Lithium-ion batteries are the leading battery technology for both electric vehicles (EVs) and the renewable energy industry. This makes it critical in the fight against climate change, with the world’s ability to adopt EVs and renewables limited in part by its ability to source lithium-ion raw materials. This is creating enormous risk, as the scarce nature of many lithium-ion raw materials is already expected to lead to widespread shortages by mid-decade. Finding alternatives to lithium-ion is therefore critical to supporting more ambitious climate action.
Lithium batteries are likely to always be the leaders in energy density, which makes them the best solution for applications like EV where weight matters. However, renewable energy storage is stationary in nature, meaning that the weight of the battery is unimportant. This is where the greatest opportunity lies for lithium-ion alternatives that use abundant raw materials.
While there have been numerous attempts to develop an alternative to lithium-ion, few have demonstrated the performance needed for renewable energy storage. Among the few with sufficient performance, manufacturing scalability has been a major challenge. Non-lithium battery technologies have typically demanded unique manufacturing processes that are difficult and expensive to run at scale. This has left the industry with a clear understanding that any alternative to lithium-ion will in fact need to be compatible with standard manufacturing processes to ensure rapid, low-cost scale-up.
To date, the only non-lithium technology that has both the performance and manufacturing compatibility to compete alongside lithium-ion has been the zinc-ion battery. Zinc-ion batteries use raw materials that are orders of magnitude more abundant in a standard lithium-like design.
As the world’s demand for batteries grows and the lithium-ion supply chain becomes more constrained, zinc-ion is likely to emerge as the battery of choice in the renewable energy storage sector.

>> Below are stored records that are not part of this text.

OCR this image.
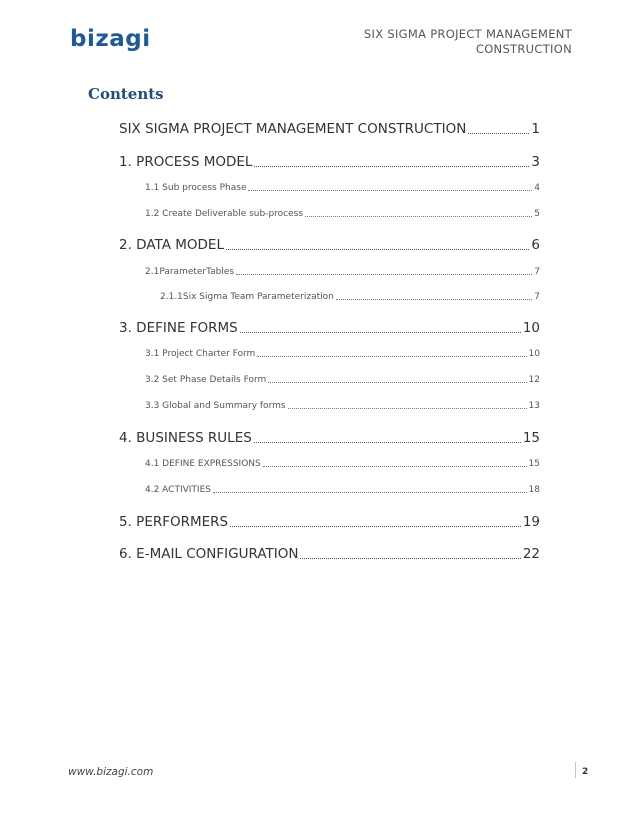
bizagi	SIX SIGMA PROJECT MANAGEMENT
CONSTRUCTION
Contents
SIX SIGMA PROJECT MANAGEMENT CONSTRUCTION	1
1. PROCESS MODEL	3
1.1 Sub process Phase	4
1.2 Create Deliverable sub-process	5
2. DATA MODEL	6
2.1ParameterTables	7
2.1.1Six Sigma Team Parameterization	7
3. DEFINE FORMS	10
3.1 Project Charter Form	10
3.2 Set Phase Details Form	12
3.3 Global and Summary forms	13
4. BUSINESS RULES	15
4.1 DEFINE EXPRESSIONS	15
4.2 ACTIVITIES	18
5. PERFORMERS	19
6. E-MAIL CONFIGURATION	22
www.bizagi.com	2
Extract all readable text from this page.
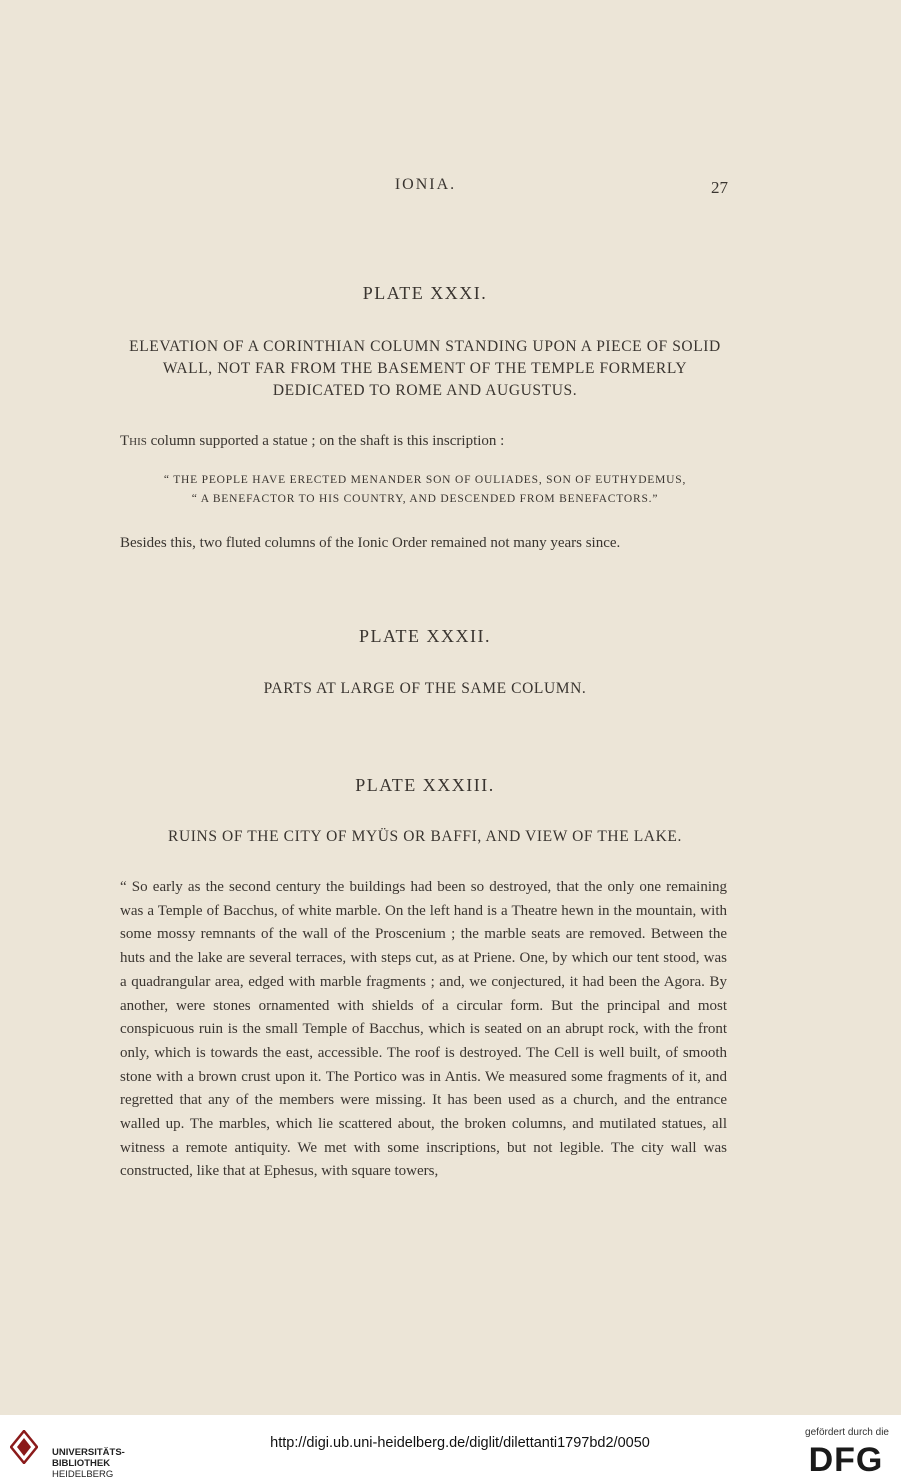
IONIA.	27
PLATE XXXI.
ELEVATION OF A CORINTHIAN COLUMN STANDING UPON A PIECE OF SOLID
WALL, NOT FAR FROM THE BASEMENT OF THE TEMPLE FORMERLY
DEDICATED TO ROME AND AUGUSTUS.
This column supported a statue ; on the shaft is this inscription :
“ THE PEOPLE HAVE ERECTED MENANDER SON OF OULIADES, SON OF EUTHYDEMUS,
“ A BENEFACTOR TO HIS COUNTRY, AND DESCENDED FROM BENEFACTORS.”
Besides this, two fluted columns of the Ionic Order remained not many years since.
PLATE XXXII.
PARTS AT LARGE OF THE SAME COLUMN.
PLATE XXXIII.
RUINS OF THE CITY OF MYÜS OR BAFFI, AND VIEW OF THE LAKE.
“ So early as the second century the buildings had been so destroyed, that the only one remaining was a Temple of Bacchus, of white marble. On the left hand is a Theatre hewn in the mountain, with some mossy remnants of the wall of the Proscenium ; the marble seats are removed. Between the huts and the lake are several terraces, with steps cut, as at Priene. One, by which our tent stood, was a quadrangular area, edged with marble fragments ; and, we conjectured, it had been the Agora. By another, were stones ornamented with shields of a circular form. But the principal and most conspicuous ruin is the small Temple of Bacchus, which is seated on an abrupt rock, with the front only, which is towards the east, accessible. The roof is destroyed. The Cell is well built, of smooth stone with a brown crust upon it. The Portico was in Antis. We measured some fragments of it, and regretted that any of the members were missing. It has been used as a church, and the entrance walled up. The marbles, which lie scattered about, the broken columns, and mutilated statues, all witness a remote antiquity. We met with some inscriptions, but not legible. The city wall was constructed, like that at Ephesus, with square towers,
UNIVERSITÄTS-
BIBLIOTHEK
HEIDELBERG
http://digi.ub.uni-heidelberg.de/diglit/dilettanti1797bd2/0050
gefördert durch die
DFG
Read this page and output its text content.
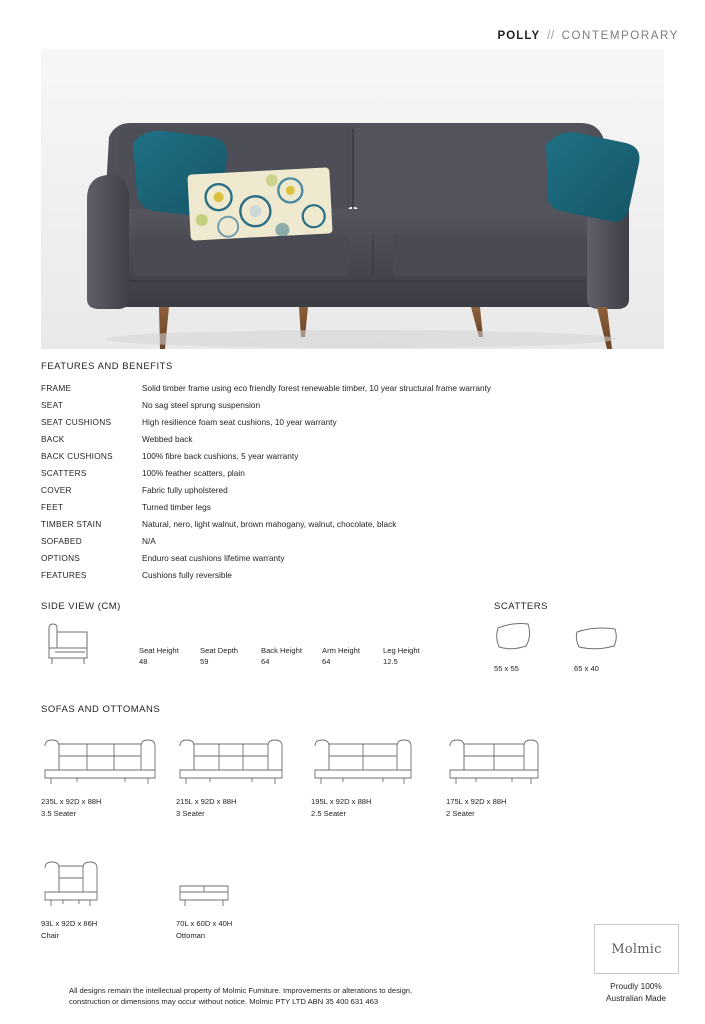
POLLY // CONTEMPORARY
FEATURES AND BENEFITS
FRAME	Solid timber frame using eco friendly forest renewable timber, 10 year structural frame warranty
SEAT	No sag steel sprung suspension
SEAT CUSHIONS	High resilience foam seat cushions, 10 year warranty
BACK	Webbed back
BACK CUSHIONS	100% fibre back cushions, 5 year warranty
SCATTERS	100% feather scatters, plain
COVER	Fabric fully upholstered
FEET	Turned timber legs
TIMBER STAIN	Natural, nero, light walnut, brown mahogany, walnut, chocolate, black
SOFABED	N/A
OPTIONS	Enduro seat cushions lifetime warranty
FEATURES	Cushions fully reversible
SIDE VIEW (CM)
Seat Height
48
Seat Depth
59
Back Height
64
Arm Height
64
Leg Height
12.5
SCATTERS
55 x 55	65 x 40
SOFAS AND OTTOMANS
235L x 92D x 88H
3.5 Seater
215L x 92D x 88H
3 Seater
195L x 92D x 88H
2.5 Seater
175L x 92D x 88H
2 Seater
93L x 92D x 86H
Chair
70L x 60D x 40H
Ottoman
Molmic
Proudly 100%
Australian Made
All designs remain the intellectual property of Molmic Furniture. Improvements or alterations to design,
construction or dimensions may occur without notice. Molmic PTY LTD ABN 35 400 631 463
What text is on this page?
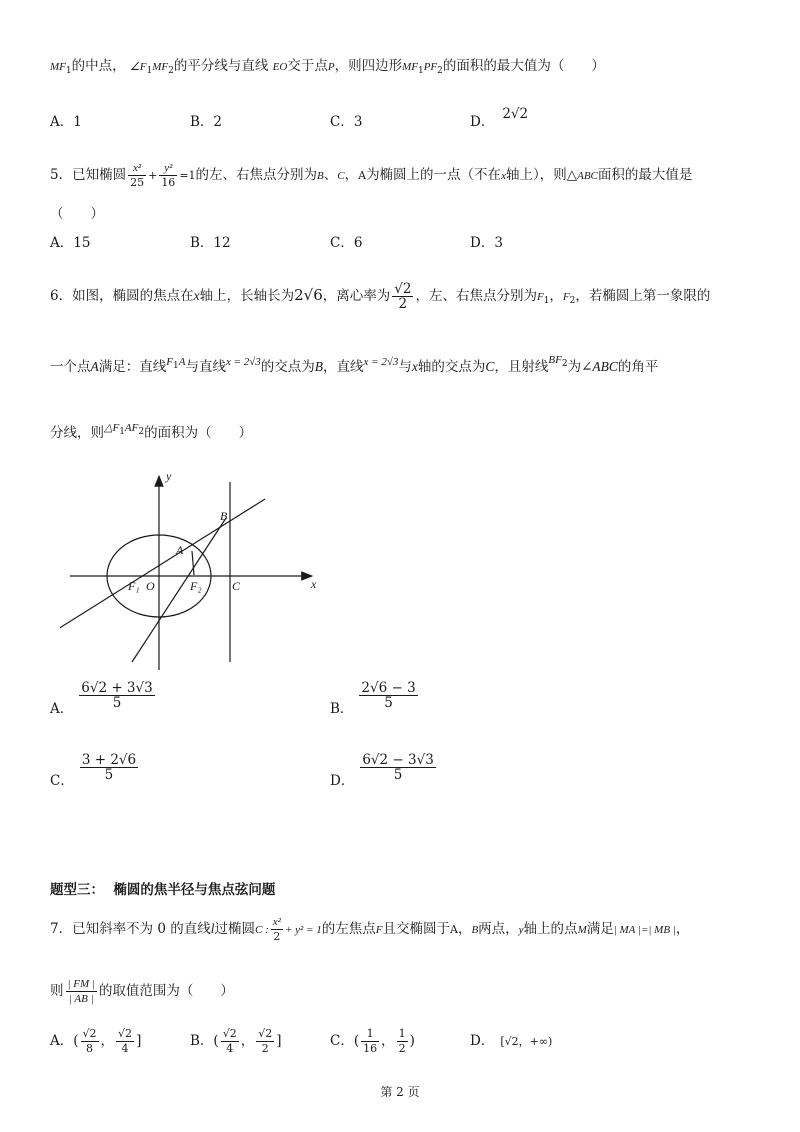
$MF_1$的中点， $\angle F_1MF_2$的平分线与直线 EO交于点P，则四边形$MF_1PF_2$的面积的最大值为（　　）
A．1	B．2	C．3	D． 2√2
5．已知椭圆 $\frac{\text{x²}}{25} + \frac{\text{y²}}{16} =1$的左、右焦点分别为B、C，A为椭圆上的一点（不在x轴上），则△ABC面积的最大值是
（　　）
A．15	B．12	C．6	D．3
6．如图，椭圆的焦点在x轴上，长轴长为2√6，离心率为 $\frac{√2}{2}$ ，左、右焦点分别为$F_1$，$F_2$，若椭圆上第一象限的
一个点A满足：直线$^{F1A}$与直线$^{x = 2√3}$的交点为B，直线$^{x = 2√3}$与x轴的交点为C，且射线$^{BF2}$为∠ABC的角平
分线，则$^{\triangle F1AF2}$的面积为（　　）
y
x
O
A
B
C
F₁	F₂
A． $\frac{6√2 + 3√3}{5}$	B． $\frac{2√6 - 3}{5}$
C． $\frac{3 + 2√6}{5}$	D． $\frac{6√2 - 3√3}{5}$
题型三： 椭圆的焦半径与焦点弦问题
7．已知斜率不为 0 的直线l过椭圆C : $\frac{\text{x²}}{2} + y^2 = 1$的左焦点F且交椭圆于A，B两点，y轴上的点M满足| MA |=| MB |，
则 $\frac{| FM |}{| AB |}$ 的取值范围为（　　）
A．( $\frac{√2}{8}$ ， $\frac{√2}{4}$ ]	B．( $\frac{√2}{4}$ ， $\frac{√2}{2}$ ]	C．( $\frac{1}{16}$ ， $\frac{1}{2}$ )	D． [√2，+∞)
第 2 页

Zinc-ion’s ability to recharge
Zinc batteries have been around for centuries, mainly in the form of disposable, non-rechargeable batteries. Typically, they are utilized as conversion batteries in which the electrodes react with the electrolyte to form a new molecule, requiring an electrolyte with a high pH. This reaction is what limits the ability to recharge.
A Salient Energy zinc-ion battery prototype
Where lithium-ion batteries differ is through the process they operate in, referred to as intercalation, meaning that upon discharge, the anode pushes ions into the electrolyte while the cathode sucks up the same ions. What enables lithium-ion to achieve this are materials that can reversibly absorb lithium ions at both electrodes. As such, many others have experimented with various battery chemistries and materials to replicate this intercalation including magnesium, sodium and potassium — all of which have not been successful. Zinc, on the other hand, has shown that it can withstand the intercalation process, demonstrating true potential and resulting in the idea that achieving highly rechargeable zinc batteries is attainable and feasible.
Zinc-ion’s safety advantage over lithium-ion
Compared to lithium-ion batteries, zinc-ion batteries are safer. Lithium, especially when used in conjunction with other elements, poses a potential to react violently, primarily due to the use of a flammable electrolyte. Lithium batteries run the risk of thermal runaway and have a fire danger, which is why some smartphones and hoverboards have reported fires and explosions. Considering that an energy storage system contains over a thousand times more battery capacity, this safety risk can be significant in certain cases.
Zinc-ion alone poses no concern as it uses a water-based chemistry that results in the inability for fires to physically occur. This key feature makes zinc-ion batteries especially attractive for residential and commercial energy storage.
A competitive supply chain
Zinc-ion’s competitive cost is enabled by its use of standard manufacturing and its raw materials. As previously stated, zinc-ion batteries are able to use the same manufacturing process and equipment as lithium-ion. This means that as mass production and scaling-up of zinc-ion begin, plants can leverage the decades of investment in lithium-ion factories to rapidly build out capacity.
Additionally, the raw materials necessary to develop lithium-ion batteries are mainly produced in only a few countries, such as Argentina, the Congo and China, which controls more than 80% of the world’s raw material processing. This causes particular concern for the United States, as relations with China have worsened. Should that continue, America’s ambitions to decarbonize using wide-scale energy storage techonlogy could be in jeopardy without an alternative plan. Zinc-ion has the advantage of using raw materials that can be sourced domestically in North America, removing the risk of foreign supply chains.
Better batteries will continue to be an ongoing conversation across the industry and while zinc-ion is still a relatively new technology despite thorough research and studies globally, it has shown promise. Zinc-ion is well-positioned to establish itself as a viable alternative that offers safer, cheaper, longer-lasting technology.